I have been an owner of BCE Inc since 2003, and even when I bought it, I questioned the wisdom of the purchase. You’ll recall that I maintain a portfolio of Dogs of the TSX60, and my method involves a calendar (to time my purchases) and a spreadsheet (to find the top 5 yielding issues). BCE, although one of those “widows and orphans” issues, was also generally the top-yielding stock, and as per my rules, to be avoided.
I called it the “stock I loved to hate” for two reasons: 1. although paying around 5%, it never raised it’s dividend, and 2. it was perpetually stuck in a $28 – $30 trading range, hence the perpetual 5% dividend.
Once having made the decision to purchase, I was loathe to sell without good reason, that going against the rules (sort of), so you can imagine my glee when, in 2007, the Ontario Teachers Pension Plan decided to buy BCE for $42.75 in cash! And here Stupid met Greed; Stupid Greed even. You see, by following my rules and the schedule, BCE should have been sold that May for a tidy profit, but instead, because it was a cash deal, with no brokerage fees incurred I chose to save the 2.5% commission and hold out for cash. And then the ABCP crisis – the pre-cursor to the current financial crisis – hit, and credit dried up, and investors got cold feet, and $52B deals like the BCE purchase slid to the back-burner.
And once again, BCE became the “stock I loved to hate”. For 18 months I followed the story as the Teachers tried to make this work; some days the news was good and the stock came closer to it’s $42.75 potential, other days the news was more realistic. Drop-dead dates came and went. Finally, late November 2008 saw the news that the deal was dead. BCE dropped 35% that day. Any gains from the previous 5 years evaporated.

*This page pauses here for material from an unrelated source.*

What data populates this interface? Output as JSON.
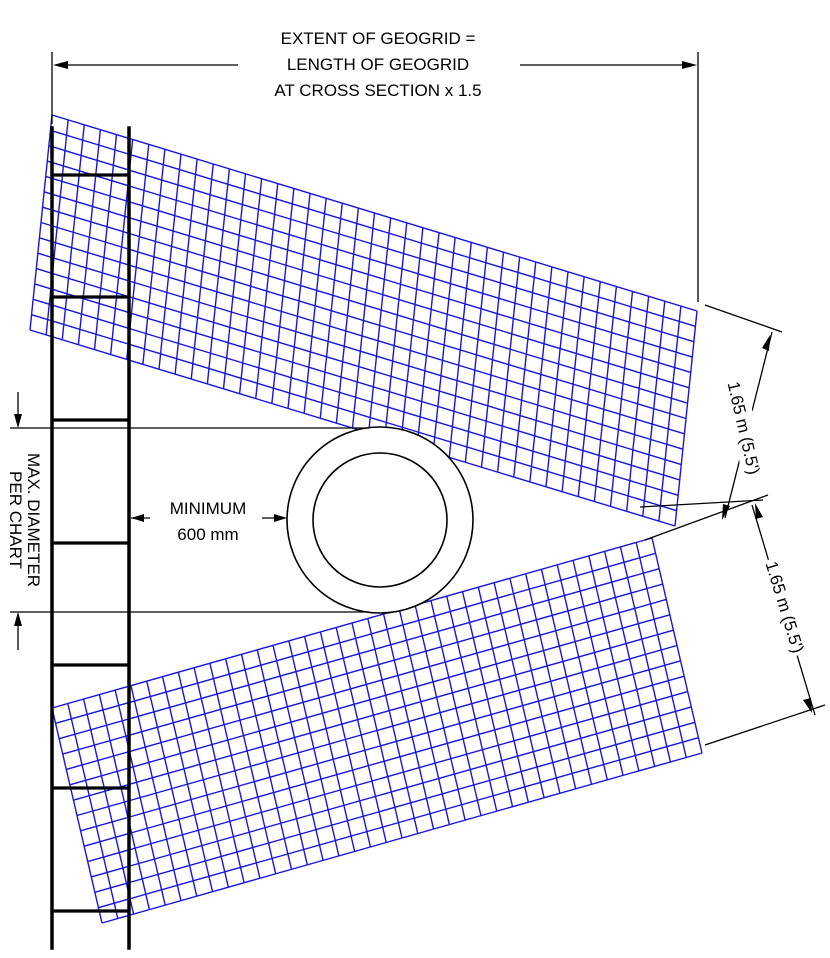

Ironic of course that I sold BCE in a fit of pique shortly thereafter, paying the commission that I had been trying to avoid. More ironic still that after I recovered from my pique I purchased BCE at about the same price, and of course, paying the commission yet again.
BCE still pays around 5%, but this time on price appreciation and decent dividend growth.
The moral, because there better be one if you’ve dedicated this much time to this post: if you go to all the trouble of building a method and scribing rules, Follow Them!